Me duele la cabeza de mirar hacia adelante y hacia atrás, de garabatear mi futuro y reinterpretar mi pasado, de preguntarme por lo que me espera y añorar lo que he vivido. A veces, mientras divago inmodestamente sobre lo absurdo de la vida, sobre lo vanal de nuestra trascendencia, sueño ( tal vez lo único que de verdad se hacer bien ) que soy uno de esos personajes decididos a los que les da igual lo altos que sean los muros, nunca piensan en que no se pueden saltar. A veces me veo como Fitzcarraldo ( ” Fitzcarraldo “, Werner Herzog, 1982 ), como ese adalid de la cultura que se embarca en una cruzada imposible para poder llevar sus sueños a buen puerto.
Pero normalmente me siento de manera distinta, en realidad me siento como el otro Fitzcarraldo. Existe, en el film de Herzog, otro Fitzcarraldo aparte del megalómano consecutor de sueños, aparte del Klaus Kinski más romántico e ilustrado. Kinski-Fitzcarraldo ha ido dejando tras de si una retahila de cosas a medio hacer, de proyectos inconclusos ( excelente la secuencia del encuentro con lo que debía ser la magestuosa estación principal del ferrocarril transalpino, pero que no es más que una especie de escenario anacrónico como de cartón piedra ), una estación que no lleva a ningún sitio, que apenas se adentra en la selva 200 metros o una fábrica de hielo que no da más que para disfrute de los vecinos. Soy durante más tiempo el Fitzcarraldo fracasado ( desde el punto de vista de ese ampuloso empresario que da de comer billetes a los peces, nunca desde el punto de vista de una sugerente Claudia Cardinale como adinerada partenaire ) que el que no ve problema en alzar un barco por encima de una montaña.
Supongo que no soy tan apasionado como para poner un simple gusto mio por encima de cualquier cosa, no suelo pensar que mis pensamientos merecen la pena de esta manera, tal vez sea toda la contaminación civilizatoria, de la televisión y demás medios de comunicación, de mi educación, de la religión, mi familia y demás moldes.

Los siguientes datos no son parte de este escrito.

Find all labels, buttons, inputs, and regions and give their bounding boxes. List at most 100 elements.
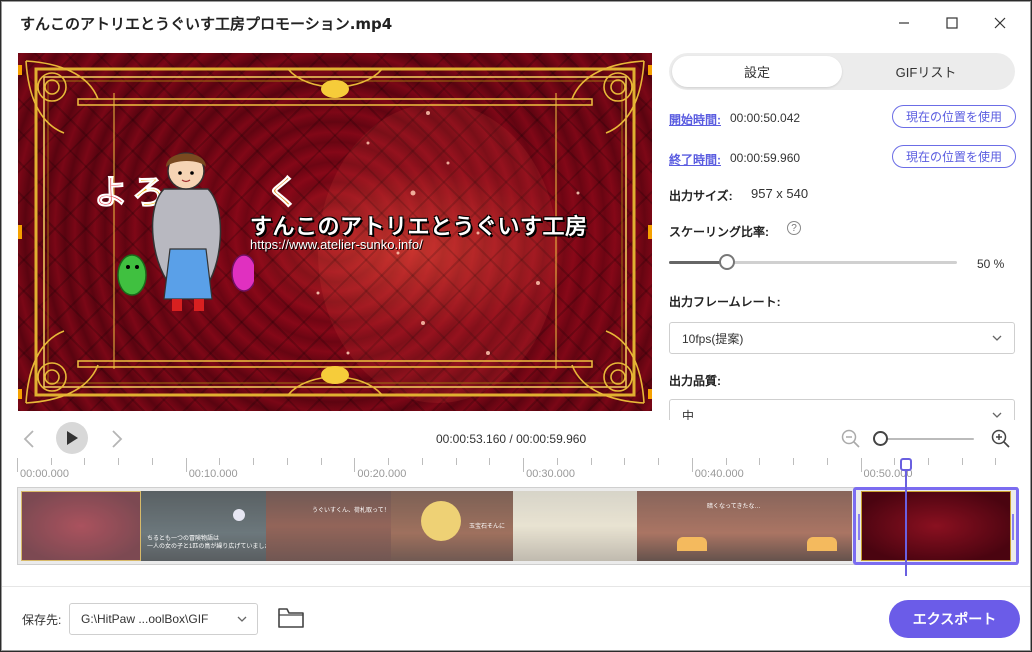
play-icon	[67, 431, 78, 445]
selection-end-handle[interactable]	[1012, 514, 1014, 540]
ruler-tick	[725, 458, 727, 465]
ruler-tick	[17, 458, 18, 472]
ruler-tick	[860, 458, 862, 472]
ruler-label: 00:10.000	[188, 468, 238, 480]
ruler-label: 00:20.000	[357, 468, 407, 480]
edge-marker	[18, 65, 22, 75]
playhead-line	[905, 468, 907, 576]
previous-frame-button[interactable]	[18, 428, 40, 450]
thumbnail-caption: ちるとも一つの冒険物語は 一人の女の子と1匹の鳥が繰り広げていました。	[147, 536, 266, 550]
ruler-tick	[151, 458, 153, 465]
ruler-tick	[624, 458, 626, 465]
edge-marker	[648, 225, 652, 239]
ruler-tick	[320, 458, 322, 465]
selection-range[interactable]	[853, 487, 1019, 565]
close-button[interactable]	[977, 8, 1023, 38]
framerate-selected: 10fps(提案)	[682, 331, 744, 346]
chevron-down-icon	[992, 335, 1002, 341]
ruler-tick	[50, 458, 52, 465]
mascot-illustration	[117, 152, 254, 311]
thumbnail	[21, 491, 141, 561]
chevron-down-icon	[992, 412, 1002, 418]
save-path-value: G:\HitPaw ...oolBox\GIF	[81, 612, 209, 626]
timeline-ruler[interactable]: 00:00.000 00:10.000 00:20.000 00:30.000 00:4…	[16, 458, 1016, 482]
ruler-tick	[286, 458, 288, 465]
framerate-select[interactable]: 10fps(提案)	[669, 322, 1015, 354]
minimize-icon	[899, 22, 909, 24]
ruler-tick	[421, 458, 423, 465]
ruler-tick	[961, 458, 963, 465]
edge-marker	[648, 389, 652, 399]
end-time-value: 00:00:59.960	[730, 151, 801, 165]
use-current-position-end-button[interactable]: 現在の位置を使用	[892, 145, 1016, 168]
minimize-button[interactable]	[881, 8, 927, 38]
ruler-tick	[84, 458, 86, 465]
start-time-value: 00:00:50.042	[730, 111, 801, 125]
selection-start-handle[interactable]	[858, 514, 860, 540]
use-current-position-start-button[interactable]: 現在の位置を使用	[892, 105, 1016, 128]
thumbnail: ちるとも一つの冒険物語は 一人の女の子と1匹の鳥が繰り広げていました。	[141, 491, 266, 561]
save-location-label: 保存先:	[22, 613, 62, 627]
help-icon[interactable]: ?	[787, 221, 801, 235]
framerate-label: 出力フレームレート:	[669, 295, 781, 309]
ruler-tick	[590, 458, 592, 465]
ruler-tick	[185, 458, 187, 472]
thumbnail-caption: 玉宝石そんに	[469, 524, 506, 530]
ruler-tick	[826, 458, 828, 465]
maximize-icon	[946, 17, 958, 29]
tab-gif-list[interactable]: GIFリスト	[841, 56, 1011, 87]
playback-time: 00:00:53.160 / 00:00:59.960	[436, 432, 587, 446]
ruler-tick	[894, 458, 896, 465]
export-button[interactable]: エクスポート	[889, 600, 1020, 638]
edge-marker	[18, 225, 22, 239]
thumbnail: 玉宝石そんに	[391, 491, 513, 561]
chevron-right-icon	[112, 430, 123, 448]
ruler-label: 00:40.000	[694, 468, 744, 480]
ruler-tick	[995, 458, 997, 465]
ruler-label: 00:00.000	[20, 468, 69, 480]
thumbnail: うぐいすくん、荷札取って！	[266, 491, 391, 561]
start-time-link[interactable]: 開始時間:	[669, 111, 721, 128]
zoom-in-icon[interactable]	[991, 429, 1011, 449]
save-path-select[interactable]: G:\HitPaw ...oolBox\GIF	[69, 603, 258, 635]
playback-bar: 00:00:53.160 / 00:00:59.960	[2, 420, 1030, 460]
quality-label: 出力品質:	[669, 374, 721, 388]
ruler-tick	[691, 458, 693, 472]
footer-divider	[2, 586, 1030, 587]
end-time-link[interactable]: 終了時間:	[669, 151, 721, 168]
tab-settings[interactable]: 設定	[672, 56, 842, 87]
scaling-slider-fill	[669, 261, 727, 264]
ruler-tick	[118, 458, 120, 465]
edge-marker	[18, 389, 22, 399]
ruler-tick	[455, 458, 457, 465]
maximize-button[interactable]	[929, 8, 975, 38]
play-button[interactable]	[56, 422, 88, 454]
zoom-out-icon[interactable]	[841, 429, 861, 449]
close-icon	[994, 17, 1006, 29]
ruler-tick	[388, 458, 390, 465]
zoom-slider-thumb[interactable]	[873, 431, 888, 446]
folder-icon[interactable]	[278, 607, 304, 629]
scaling-slider-thumb[interactable]	[718, 254, 735, 270]
ruler-label: 00:30.000	[526, 468, 576, 480]
greeting-char: く	[266, 173, 304, 214]
ruler-tick	[927, 458, 929, 465]
ruler-tick	[556, 458, 558, 465]
ruler-tick	[793, 458, 795, 465]
chevron-left-icon	[23, 430, 34, 448]
next-frame-button[interactable]	[106, 428, 128, 450]
zoom-slider-track[interactable]	[880, 438, 974, 440]
output-size-label: 出力サイズ:	[669, 189, 733, 203]
ruler-tick	[523, 458, 525, 472]
ruler-tick	[354, 458, 356, 472]
playhead-handle[interactable]	[900, 458, 912, 471]
ruler-tick	[759, 458, 761, 465]
thumbnail-caption: うぐいすくん、荷札取って！	[312, 508, 390, 514]
scaling-value: 50 %	[977, 257, 1005, 271]
thumbnail-caption: 暗くなってきたな…	[707, 504, 761, 510]
thumbnail: 暗くなってきたな…	[637, 491, 852, 561]
video-preview: よろしく すんこのアトリエとうぐいす工房 https://www.atelier…	[18, 53, 652, 411]
ruler-tick	[219, 458, 221, 465]
studio-url-overlay: https://www.atelier-sunko.info/	[250, 237, 423, 252]
ruler-tick	[658, 458, 660, 465]
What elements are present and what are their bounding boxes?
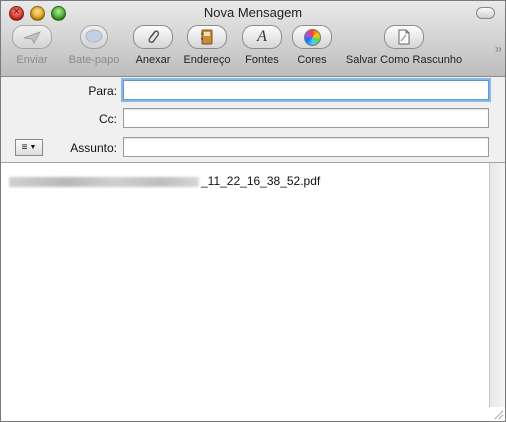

Fitzcarraldo era verdaderamente como los indios amazónicos, era como esa tribu que decide adorarlo, se guiaba por sus instintos más primarios, esos instintos que trato de rebuscar en lo más recóndito de mi cerebro ( al final solo encuentro un cierto asilvestramiento sexual y unas ansias de romper nada adaptativas ).
Werner Herzog volvió a la Amazonia, y volvió con Klaus Kinski, pero esta vez no hizo su aventura para contarnos sobre las ansias de poder y la locura que provoca el creerse superior a Dios ( aún usando en cierto modo las mismas armas ), esta vez nos habla del poder del arte, del triunfo ( en definitiva nada relativo ) de ese buque a vapor que contenía en su interior la esencia primitiva del ser humano y su inseparable admiración por lo bello, por la voz de Caruso, por los ojos enfermamente esperanzadores de Kinski.
Y asi me quedo yo, admirando lo que hacen otros, relajándome ante la marea de desastres y alegrías que aún quedan por vivir, tratando de no agachar demasiado la cabeza y llenando mi cabeza, esa cabeza que tarde o temprano dejará de ser un contenedor para ser contenido.